Noel Counihan relates an example from Melbourne in May 1933: "One Friday night, I went out to Brunswick, where there was a horse and a lorry on a vacant lot, and bolted to this lorry was an old steel mesh lift. I was given an old gramophone horn as a loudspeaker and I got in and bolted the lid of my cage from the inside, a sheet of hessian was thrown over it, and off we went down to Sydney Road.
"One of the unemployed was standing guard over a vacant space opposite Coles and he chained the wheel of the lorry to the verandah post of a shop. The driver unharnessed the horse and whipped it away and I was left to get on with it ...
"An enormous crowd gathered and so did the police ... They had no hope [of getting the roof off the cage] of course, so they got a massive piece of timber from somewhere and five or six police used it as a battering ram and charged the wall of the cage. I spoke all about the plight of the unemployed and about the campaign for free speech and, after I'd said all that and saw they couldn't get at me, I talked about broader issues, about the threat of war and the rise of Hitler in Germany — I went on for about 25 minutes."
This shows the creative lengths to which activists had to go to assert the right to free speech. The police eventually got Counihan and fined him, but this episode was part of a successful campaign that, barely a month a half later, resulted in a major victory when the government introduced the Street Meetings Act, which enabled such public meetings to be held.
These stories demonstrate that it is possible to win against government attempts to suppress democratic rights.
The new so-called "anti-terror" laws are a major attack on all of our democratic rights, and we have to build a campaign not only to stop the laws from being enacted, but also in solidarity with those whose democratic rights will, and are being, threatened.
Our experience tells us that it is possible to defeat attempts to suppress our rights. Virtually all our democratic rights have been fought for, and won, by people like us. Even with such laws on the books, strong people's campaigns place limits on how much governments can use them. For instance, sedition laws have been on the books for over 100 years, but the anti-Vietnam War movement rendered them useless. We have to do the same today with the proposed new sedition laws.
Our campaigns need to point out that the premise of these laws is false. The Howard government's "war against terror" is a war of conquest against the Third World. If it really wanted to protect us from terrorism, it would bring the troops home from Iraq and Afghanistan today.

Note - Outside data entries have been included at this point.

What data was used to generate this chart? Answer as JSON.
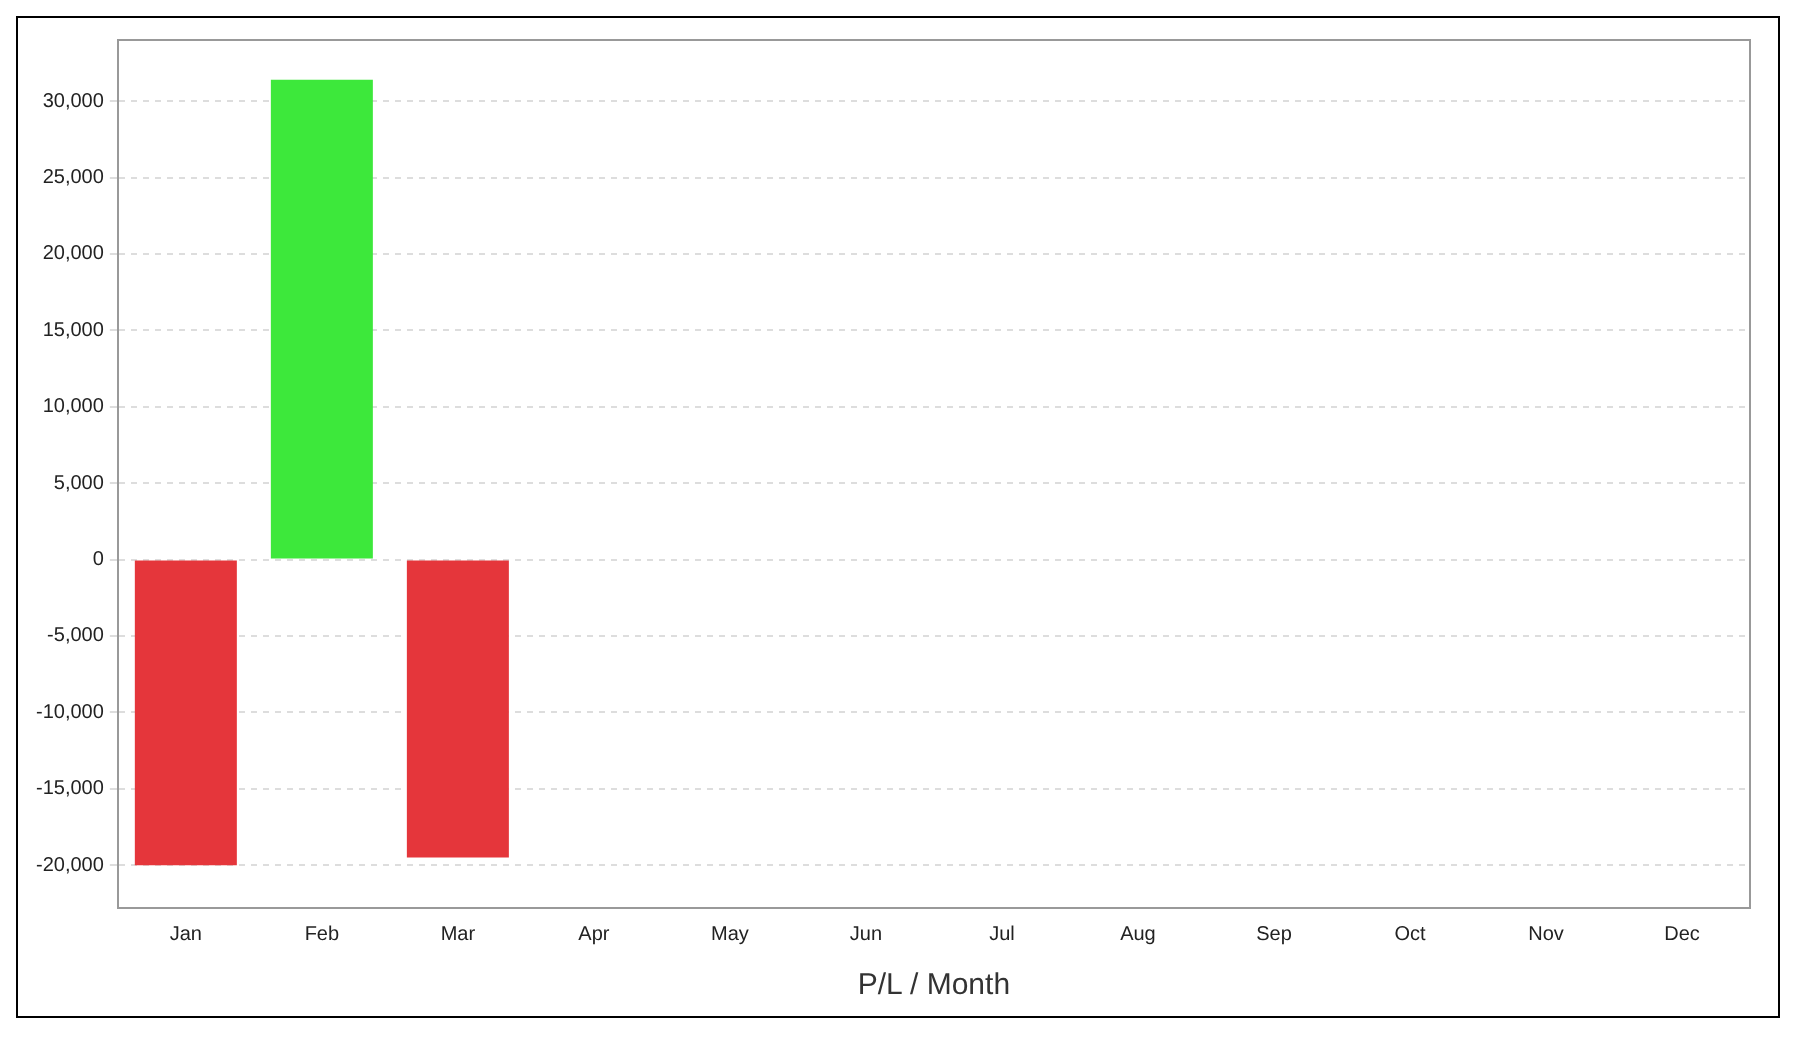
{
  "chart_data": {
    "type": "bar",
    "xlabel": "P/L / Month",
    "categories": [
      "Jan",
      "Feb",
      "Mar",
      "Apr",
      "May",
      "Jun",
      "Jul",
      "Aug",
      "Sep",
      "Oct",
      "Nov",
      "Dec"
    ],
    "values": [
      -20000,
      31400,
      -19500,
      null,
      null,
      null,
      null,
      null,
      null,
      null,
      null,
      null
    ],
    "colors": [
      "#e5363b",
      "#3de83b",
      "#e5363b",
      "#e5363b",
      "#e5363b",
      "#e5363b",
      "#e5363b",
      "#e5363b",
      "#e5363b",
      "#e5363b",
      "#e5363b",
      "#e5363b"
    ],
    "ylim": [
      -22800,
      34000
    ],
    "yticks": [
      {
        "value": -20000,
        "label": "-20,000"
      },
      {
        "value": -15000,
        "label": "-15,000"
      },
      {
        "value": -10000,
        "label": "-10,000"
      },
      {
        "value": -5000,
        "label": "-5,000"
      },
      0,
      {
        "value": 5000,
        "label": "5,000"
      },
      {
        "value": 10000,
        "label": "10,000"
      },
      {
        "value": 15000,
        "label": "15,000"
      },
      {
        "value": 20000,
        "label": "20,000"
      },
      {
        "value": 25000,
        "label": "25,000"
      },
      {
        "value": 30000,
        "label": "30,000"
      }
    ],
    "grid": "y",
    "legend": false
  }
}
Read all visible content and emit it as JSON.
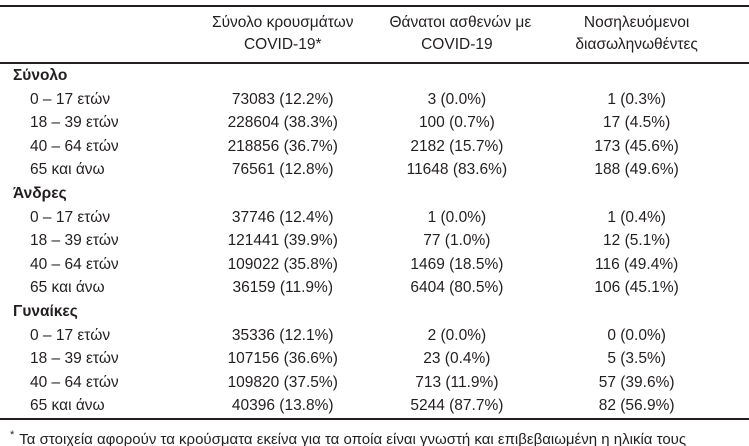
{
  "table": {
    "columns": [
      {
        "line1": "",
        "line2": ""
      },
      {
        "line1": "Σύνολο κρουσμάτων",
        "line2": "COVID-19*"
      },
      {
        "line1": "Θάνατοι ασθενών με",
        "line2": "COVID-19"
      },
      {
        "line1": "Νοσηλευόμενοι",
        "line2": "διασωληνωθέντες"
      }
    ],
    "sections": [
      {
        "label": "Σύνολο",
        "rows": [
          {
            "age": "0 – 17 ετών",
            "cases": "73083 (12.2%)",
            "deaths": "3 (0.0%)",
            "intubated": "1 (0.3%)"
          },
          {
            "age": "18 – 39 ετών",
            "cases": "228604 (38.3%)",
            "deaths": "100 (0.7%)",
            "intubated": "17 (4.5%)"
          },
          {
            "age": "40 – 64 ετών",
            "cases": "218856 (36.7%)",
            "deaths": "2182 (15.7%)",
            "intubated": "173 (45.6%)"
          },
          {
            "age": "65 και άνω",
            "cases": "76561 (12.8%)",
            "deaths": "11648 (83.6%)",
            "intubated": "188 (49.6%)"
          }
        ]
      },
      {
        "label": "Άνδρες",
        "rows": [
          {
            "age": "0 – 17 ετών",
            "cases": "37746 (12.4%)",
            "deaths": "1 (0.0%)",
            "intubated": "1 (0.4%)"
          },
          {
            "age": "18 – 39 ετών",
            "cases": "121441 (39.9%)",
            "deaths": "77 (1.0%)",
            "intubated": "12 (5.1%)"
          },
          {
            "age": "40 – 64 ετών",
            "cases": "109022 (35.8%)",
            "deaths": "1469 (18.5%)",
            "intubated": "116 (49.4%)"
          },
          {
            "age": "65 και άνω",
            "cases": "36159 (11.9%)",
            "deaths": "6404 (80.5%)",
            "intubated": "106 (45.1%)"
          }
        ]
      },
      {
        "label": "Γυναίκες",
        "rows": [
          {
            "age": "0 – 17 ετών",
            "cases": "35336 (12.1%)",
            "deaths": "2 (0.0%)",
            "intubated": "0 (0.0%)"
          },
          {
            "age": "18 – 39 ετών",
            "cases": "107156 (36.6%)",
            "deaths": "23 (0.4%)",
            "intubated": "5 (3.5%)"
          },
          {
            "age": "40 – 64 ετών",
            "cases": "109820 (37.5%)",
            "deaths": "713 (11.9%)",
            "intubated": "57 (39.6%)"
          },
          {
            "age": "65 και άνω",
            "cases": "40396 (13.8%)",
            "deaths": "5244 (87.7%)",
            "intubated": "82 (56.9%)"
          }
        ]
      }
    ],
    "footnote": {
      "marker": "*",
      "text": "Τα στοιχεία αφορούν τα κρούσματα εκείνα για τα οποία είναι γνωστή και επιβεβαιωμένη η ηλικία τους"
    }
  },
  "colors": {
    "text": "#231f20",
    "rule": "#231f20",
    "background": "#ffffff"
  }
}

We need to stand in solidarity with the Muslim community and in defence of their democratic rights, because they are the first victims of these laws. But it's also likely that these laws will be used against others — including anti-war activists.
It is no coincidence that many of the free-speech campaigns in Australia's past have been waged by communists, anarchists, socialists and other radicals. So if you support free speech, you also have to support free speech for radicals.
[Alex Bainbridge is the Hobart convener of the Socialist Alliance.]
From Green Left Weekly, November 30, 2005.